Utilisation des aides financières disponibles comme MaPrimeRénov’ et les certificats d’économie d’énergie

La concrétisation de ces scénarios de travaux ambitieux nécessite une structuration financière solide qui s’appuie sur la mobilisation cumulée des différentes primes étatiques et privées. Le dispositif MaPrimeRénov’, particulièrement dans sa déclinaison dédiée aux parcours accompagnés, se positionne comme le socle du financement des rénovations globales, exigeant un saut minimum de deux classes énergétiques pour débloquer les plafonds de prise en charge les plus élevés. À ce mécanisme public s’ajoute le dispositif privé et cumulable des certificats d’économie d’énergie, dont les primes spécifiques permettent d’absorber une part substantielle du coût matériel des équipements à haute performance saisonnière. Parallèlement à ces leviers d’ingénierie financière, le cadre législatif s’adapte pour offrir une souplesse opérationnelle temporaire aux bailleurs engagés dans un processus de réhabilitation lourde. Le projet de loi Relance logement introduit une mesure dérogatoire cruciale concernant la relocation conditionnelle des biens peu performants. Cette disposition inédite permet de relouer transitoirement un appartement classé F ou G, à la stricte condition de s’engager juridiquement devant le locataire, via un échéancier contractuel annexé au bail, à réaliser les travaux d’amélioration énergétique dans un délai imparti.

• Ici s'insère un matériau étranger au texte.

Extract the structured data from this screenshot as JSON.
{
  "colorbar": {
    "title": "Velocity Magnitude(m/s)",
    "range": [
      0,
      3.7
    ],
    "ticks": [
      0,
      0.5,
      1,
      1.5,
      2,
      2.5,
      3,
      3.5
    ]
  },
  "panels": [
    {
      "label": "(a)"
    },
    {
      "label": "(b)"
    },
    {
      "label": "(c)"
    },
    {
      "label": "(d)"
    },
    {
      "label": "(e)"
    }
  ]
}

Ce mécanisme juridique de flexibilité sécurise les revenus fonciers pendant la longue phase de montage du dossier de subventions, tout en garantissant le respect final du calendrier de la loi Climat et Résilience.

FAQ – Questions fréquentes sur Nouvelles dispositions passoire energetique 2026

Quand l'interdiction de louer une passoire thermique entre-t-elle en vigueur ?

L’interdiction de louer des logements classés G commence le 1er janvier 2025, suivie par les biens notés F en 2028 et E en 2034.

Quel est l'impact de l'arrêté du 19 août 2026 sur mon DPE électrique ?

L’arrêté du 19 août 2026 abaisse le coefficient de conversion en énergie primaire pour l’électricité, abaissant mécaniquement la consommation d’énergie finale des logements chauffés à l’électricité.

Peut-on relouer un logement classé F ou G en s'engageant à faire des travaux ?

Oui, le projet de loi Relance logement permet la signature d’un bail sous engagement de réaliser les travaux dans un délai de 3 ans pour une maison individuelle et 5 ans en collectivité.

Comment savoir si mon logement peut sortir du statut de passoire sans travaux ?

Un audit énergétique préalable vous permettra d’évaluer les potentiels d’amélioration et de déterminer s’il est possible de sortir du statut de passoire thermique sans travaux.

Quelles sont les conséquences pour le droit de louer des biens classés F ou G ?

L’ensemble des loyers des logements notés F et G sont gelés depuis août 2022, interdisant toute révision basée sur l’indice de référence des loyers.

Comment exploiter les aides financières pour réaliser la rénovation énergétique ?

L’utilisation du dispositif MaPrimeRénov’ et des certificats d’économie d’énergie peut aider à financer les travaux nécessaires pour améliorer l’étiquette DPE.